La parte della memoria - Storia privata di Saverio Tutino

Sulle tracce di una vita di un uomo attraverso le vite degli altri che lo hanno conosciuto. Ecco che il tempo non si regge sulla cronologia ma sul ricordo e allora il ricordo si fa dimensione e misura che definisce un chi, un quando e un come. La storia di Saverio può cominciare nel 1923, quando nasce a Milano, oppure che già è grandicello e suo zio Nino lo porta con sé sulle Dolomiti, a camminare, marciare e, in cima, gridare “abbasso il Duce”. O, ancora, potremmo darle un inizio dalla scelta di diventare partigiano perché “bisognava scegliere da che parte stare. Necessario farlo, direi ovvio” dice il fotografo Mario Dondero, ricordando il suo incontro con Saverio Tutino a Parigi. Anche lì un ennesimo inizio, iscritto al PCI e inviato giornalista in Francia durante la guerra con l’Algeria. La storia partigiana è un tempo lungo da ricordare e raccontare, un quasi eterno vagabondare tra la Valle d’Aosta e la zona di Domodossola. A Parigi ci va nel 1958 mandato da “l’Unità”, ma i suoi articoli, nei quali racconta l’atteggiamento ostile degli intellettuali francesi nei confronti della guerra in Algeria, non piacciono troppo al PCI francese. Ma a Saverio questo non interessa, perché “di fronte alla necessità del vero nulla è più importante.” E quando Parigi finisce comincia Cuba, a seguire la rivoluzione. Scrive dispacci vaghi, dall’Italia si lamentano. “Qui a Cuba continua a consumarsi qualcosa che è tra la tragedia e la rinascita. Si scuote un continente intero e l’isola è il suo cuore sepolto ma pulsante. La Storia qui è arrivata prima e a volte penso che sia già sfinita. Ho scritto apposta sfinita e non finita.” Dal giornale lo rivorrebbero in patria, Fidel Castro gli dice che non si troverà bene a Roma e di non dimenticare che Cuba è casa sua. Sembra un presagio. Gli anni Settanta sono quelli della Strategia della Tensione. Ecco un nuovo inizio: etichettato cospiratore rosso, ma che i terroristi rossi minacciano di morte...

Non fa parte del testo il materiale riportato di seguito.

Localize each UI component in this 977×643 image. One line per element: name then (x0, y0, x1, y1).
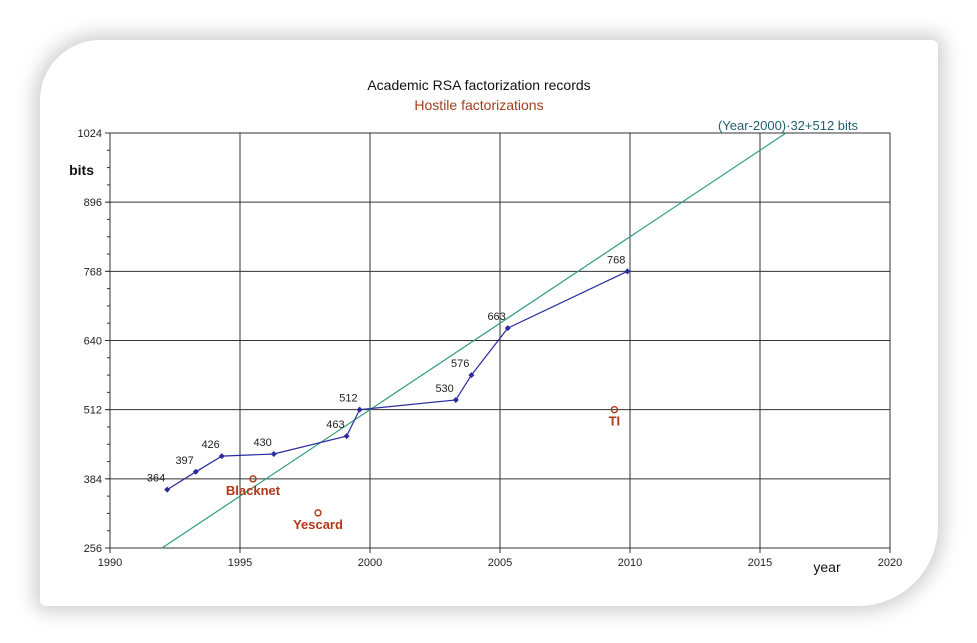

Saverio Tutino, scomparso nel 2018, è una figura sfuggente che la scrittrice Stefania Marongiu insegue attraverso i racconti della figlia e di quanti lo hanno conosciuto. Un uomo curioso, alla perenne ricerca di un posto nel mondo, sempre irrequieto. Eppure non ha segreti ed è forse questo a spiazzare gli altri. Dichiarare di non averne significa sottintenderne l’esistenza, come a dire: ti mostro perché tu non veda. Vede gli uomini per quello che sono, cerca spasmodicamente le parole giuste per raccontarli e soffre quando non le trova. Del suo tempo dice: “Il male pare annidarsi in questi anni con una pervicacia assoluta. Il gusto per il male corrode questa terra. Non si manifesta, il male. Rimane chiuso da qualche parte e poi deborda dai tombini o viene portato nell’aria dalle folate di vento. Non sappiamo niente, non sapremo mai niente di quanto sta accadendo. E anche quando sapremo, dimenticheremo”. L’elenco dei nomi che lo hanno conosciuto è lungo e Stefania Marongiu entra ed esce dalla vita di Saverio Tutino come da dentro a un film. Si appassiona, si immerge e poi la vita dell’uomo che sta inseguendo le sfugge di nuovo per poi farsi ritrovare ancora in un altro luogo e un altro tempo. Non è certo per giudicare scelte di vita fatte o scritti pubblicati che questo libro è stato scritto. Forse, il suo senso sta nell’aver catturato, come dentro a un obiettivo fotografico, la forma di un uomo che sua figlia Barbara definisce come “un uomo dal senso del dovere molto forte, non so quanto imparato o quanto innato. Era una cosa molto sociale, non dovuta al fascismo ma dovuta all’epoca, anche i suoi coetanei erano così.” Personalità come quelle di Saverio Tutino sono destinate allo scontro con il sistema con il quale si rifiutano di conformarsi, a costo di venire sconfitti. Ma, come dice lui stesso, meglio un errore commesso con generoso slancio che cessare di lottare.